The devotion of Codrus, the silence of Leæena, the constancy of Regulus and the self-sacrifice of the Chevalier d'Assas have all been perpetuated in story and song; and when the heroic memories of this momentous struggle for Confederate independence are garnered up, and the valiant deeds recorded of those, who in their persons and acts illustrated the virtues of the truly brave under circumstances of peculiar peril, and in the hour of supreme danger freely

exposed themselves in defense of the national emblem, let the recollection of this illustrious incident upon the parapet of Fort Pulaski be perpetuated upon the historic page, and the names of these two courageous

men be inscribed upon the roll of honor.

CHAPTER IV.

Service of the Battery at various points within the limits of the Military District of Georgia. One Section on James island. Battle of Secessionville.

After the fall of Fort Pulaski the Confederate lines were still further contracted by the withdrawal of the pickets from Skidaway island, and the removal of the troops on the Isle of Hope to the main. In obedience to an order from Brig. Gen. H. W. Mercer commanding, the Chatham Artillery on the 23d of April, 1862, marched from Camp Claghorn, and formed a new encampment on the main, in an old field near Fergerson's Place, distant a little more than a mile from Bethesda. Present and absent, 152.

We left our beautiful encampment on the Isle of Hope, with its many pleasures and comforts, its growing memories and its happy hours, with unfeigned regret. The change from its delightful shades to the bare old field-smitten by the warm sun, and frequented by fleas innumerable-was as marked as it was distasteful. In honor of one of Georgia's most gallant sons, who had recently attracted to himself the admiring gaze of the entire Confederacy for the distinguished part which he sustained at the memorable battle of Shiloh, our new encampment was called Camp Hardee.

The only peculiarity worthy of note connected with this camp, was its proximity to Bethesda, and its Orphan House, an eleemosynary institution rendered

famous by the charities of the Countess of Huntington and the eloquence of Whitefield. Over the deserted old field in which our tents were pitched and our battery parked, not a single tree cast its grateful shadow. A solitary live oak stump, converted almost into iron by age and the influences of the changing seasons, stood just in rear of the southern line of tents; a dead mockery of an ancient grove of noble trees whose majestic forms, in years long since numbered with the past, towered in strength and beauty above this now deserted spot. But a few paces from where our guns were parked were seen the traces of a lone Indian mound, almost level with the surrounding plain, in silence and in sadness giving mournful evidence of the former existence of a race whose memory is perpetuated by only a few scattered organic remains fast yielding to the disintegrating influences of the winds and storms of the relentless years which have elapsed since they were expelled from their homes on this low-lying coast.

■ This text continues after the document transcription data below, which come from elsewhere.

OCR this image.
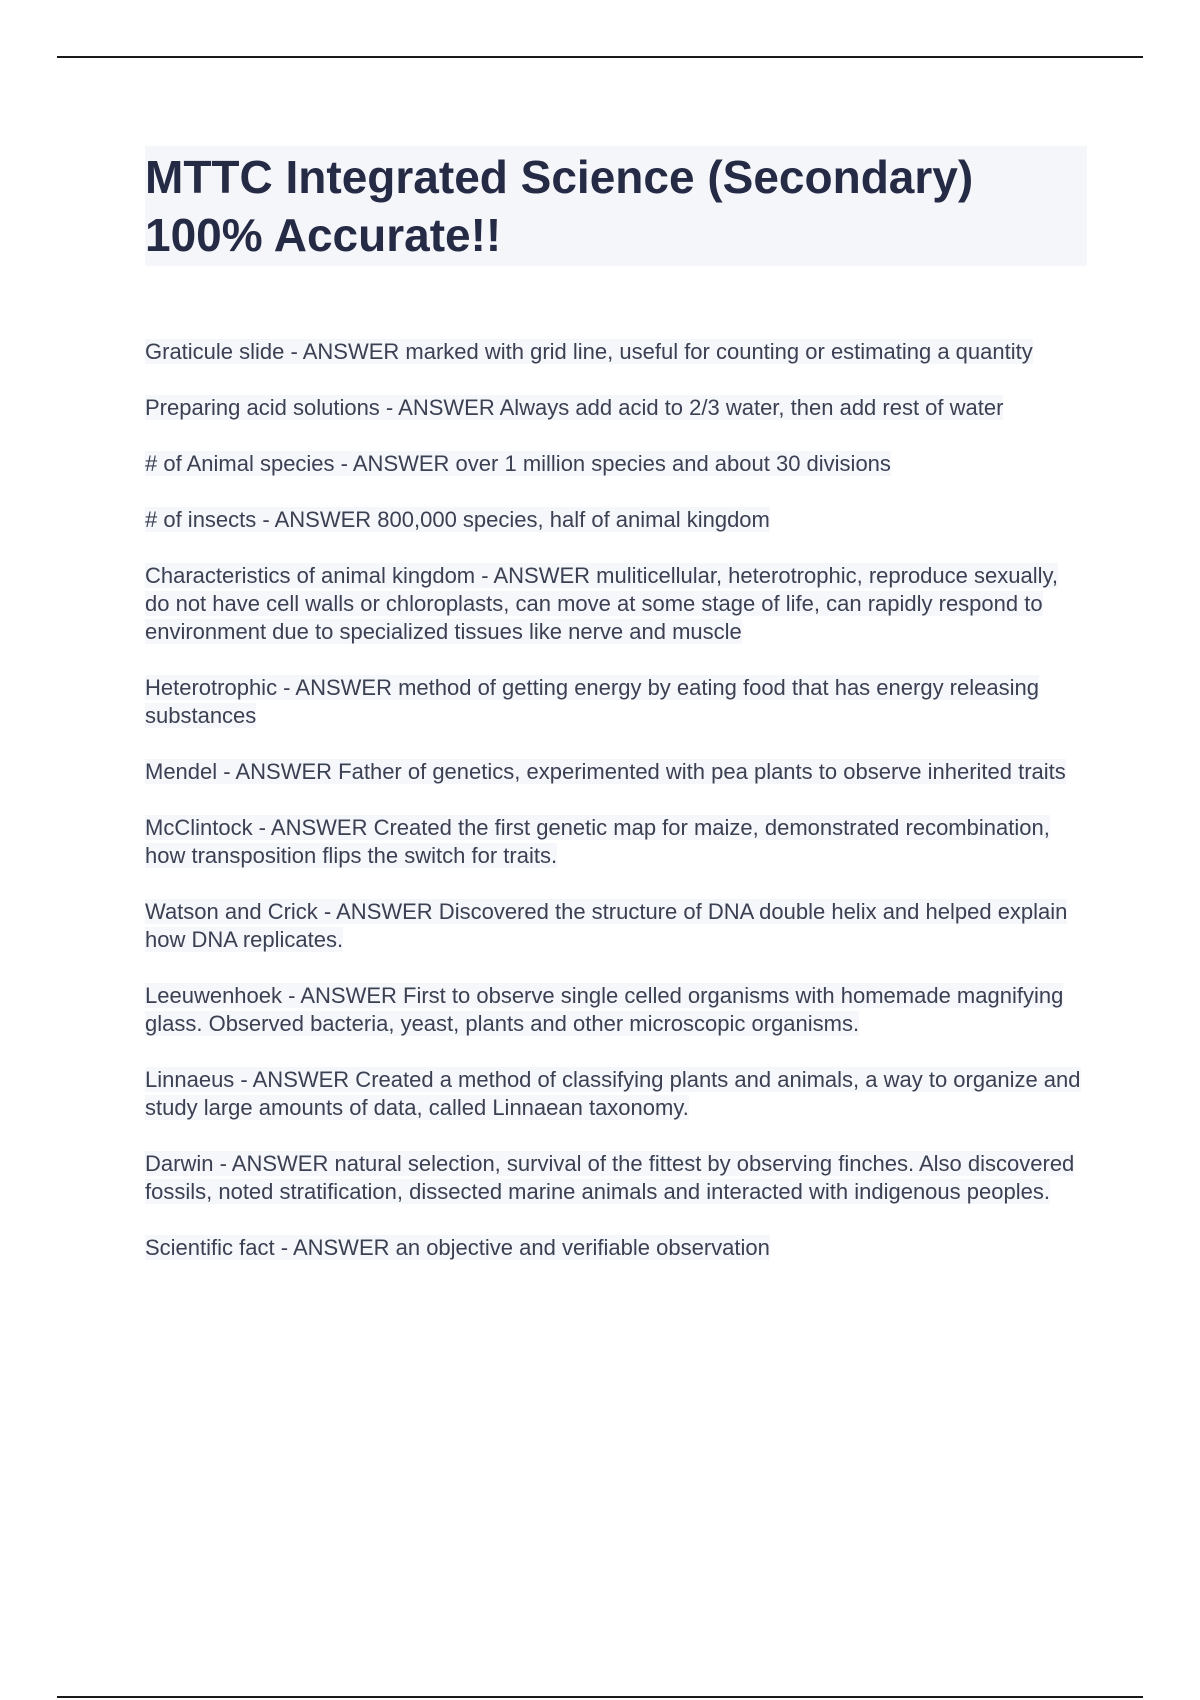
MTTC Integrated Science (Secondary)
100% Accurate!!
Graticule slide - ANSWER marked with grid line, useful for counting or estimating a quantity
Preparing acid solutions - ANSWER Always add acid to 2/3 water, then add rest of water
# of Animal species - ANSWER over 1 million species and about 30 divisions
# of insects - ANSWER 800,000 species, half of animal kingdom
Characteristics of animal kingdom - ANSWER muliticellular, heterotrophic, reproduce sexually, do not have cell walls or chloroplasts, can move at some stage of life, can rapidly respond to environment due to specialized tissues like nerve and muscle
Heterotrophic - ANSWER method of getting energy by eating food that has energy releasing substances
Mendel - ANSWER Father of genetics, experimented with pea plants to observe inherited traits
McClintock - ANSWER Created the first genetic map for maize, demonstrated recombination, how transposition flips the switch for traits.
Watson and Crick - ANSWER Discovered the structure of DNA double helix and helped explain how DNA replicates.
Leeuwenhoek - ANSWER First to observe single celled organisms with homemade magnifying glass. Observed bacteria, yeast, plants and other microscopic organisms.
Linnaeus - ANSWER Created a method of classifying plants and animals, a way to organize and study large amounts of data, called Linnaean taxonomy.
Darwin - ANSWER natural selection, survival of the fittest by observing finches. Also discovered fossils, noted stratification, dissected marine animals and interacted with indigenous peoples.
Scientific fact - ANSWER an objective and verifiable observation
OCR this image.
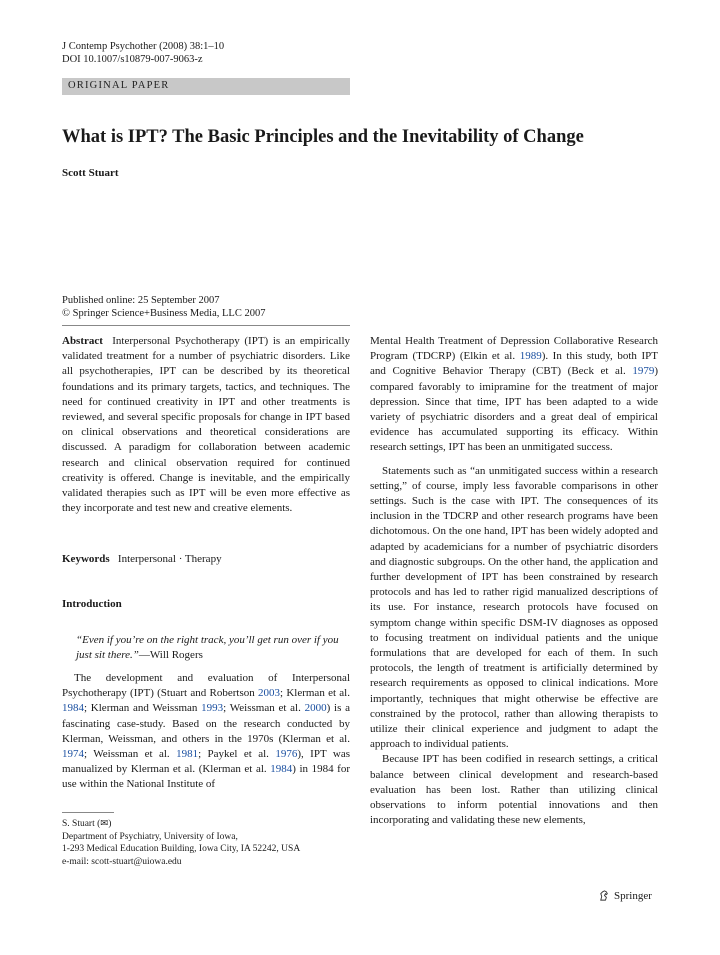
J Contemp Psychother (2008) 38:1–10
DOI 10.1007/s10879-007-9063-z
ORIGINAL PAPER
What is IPT? The Basic Principles and the Inevitability of Change
Scott Stuart
Published online: 25 September 2007
© Springer Science+Business Media, LLC 2007

Abstract Interpersonal Psychotherapy (IPT) is an empirically validated treatment for a number of psychiatric disorders. Like all psychotherapies, IPT can be described by its theoretical foundations and its primary targets, tactics, and techniques. The need for continued creativity in IPT and other treatments is reviewed, and several specific proposals for change in IPT based on clinical observations and theoretical considerations are discussed. A paradigm for collaboration between academic research and clinical observation required for continued creativity is offered. Change is inevitable, and the empirically validated therapies such as IPT will be even more effective as they incorporate and test new and creative elements.

Keywords Interpersonal · Therapy

Introduction

“Even if you’re on the right track, you’ll get run over if you just sit there.”—Will Rogers

The development and evaluation of Interpersonal Psychotherapy (IPT) (Stuart and Robertson 2003; Klerman et al. 1984; Klerman and Weissman 1993; Weissman et al. 2000) is a fascinating case-study. Based on the research conducted by Klerman, Weissman, and others in the 1970s (Klerman et al. 1974; Weissman et al. 1981; Paykel et al. 1976), IPT was manualized by Klerman et al. (Klerman et al. 1984) in 1984 for use within the National Institute of

S. Stuart (✉)
Department of Psychiatry, University of Iowa,
1-293 Medical Education Building, Iowa City, IA 52242, USA
e-mail: scott-stuart@uiowa.edu

Mental Health Treatment of Depression Collaborative Research Program (TDCRP) (Elkin et al. 1989). In this study, both IPT and Cognitive Behavior Therapy (CBT) (Beck et al. 1979) compared favorably to imipramine for the treatment of major depression. Since that time, IPT has been adapted to a wide variety of psychiatric disorders and a great deal of empirical evidence has accumulated supporting its efficacy. Within research settings, IPT has been an unmitigated success.

Statements such as “an unmitigated success within a research setting,” of course, imply less favorable comparisons in other settings. Such is the case with IPT. The consequences of its inclusion in the TDCRP and other research programs have been dichotomous. On the one hand, IPT has been widely adopted and adapted by academicians for a number of psychiatric disorders and diagnostic subgroups. On the other hand, the application and further development of IPT has been constrained by research protocols and has led to rather rigid manualized descriptions of its use. For instance, research protocols have focused on symptom change within specific DSM-IV diagnoses as opposed to focusing treatment on individual patients and the unique formulations that are developed for each of them. In such protocols, the length of treatment is artificially determined by research requirements as opposed to clinical indications. More importantly, techniques that might otherwise be effective are constrained by the protocol, rather than allowing therapists to utilize their clinical experience and judgment to adapt the approach to individual patients.

Because IPT has been codified in research settings, a critical balance between clinical development and research-based evaluation has been lost. Rather than utilizing clinical observations to inform potential innovations and then incorporating and validating these new elements,

Springer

For six weeks the Chatham Artillery remained encamped at this spot, occupying an isolated position, the monotony of the scene and the term of service interrupted by naught save the daily routine of camp duties, and field drills. Even this place soon assumed an air of comparative comfort. Cook shops and mess arbors were erected by the men. Pleasant shelters were constructed in front of the tents. The dense margin of myrtles towards the creek was cut down and cleared away, so that the cool sea breeze each afternoon, could, without interruption, diffuse its refreshing influences over all. Wells were dug, stables and harness sheds built, and even the pestiferous fleas expelled by the liberal use of myrtle and wild mint profusely scattered under the floorings of the tents.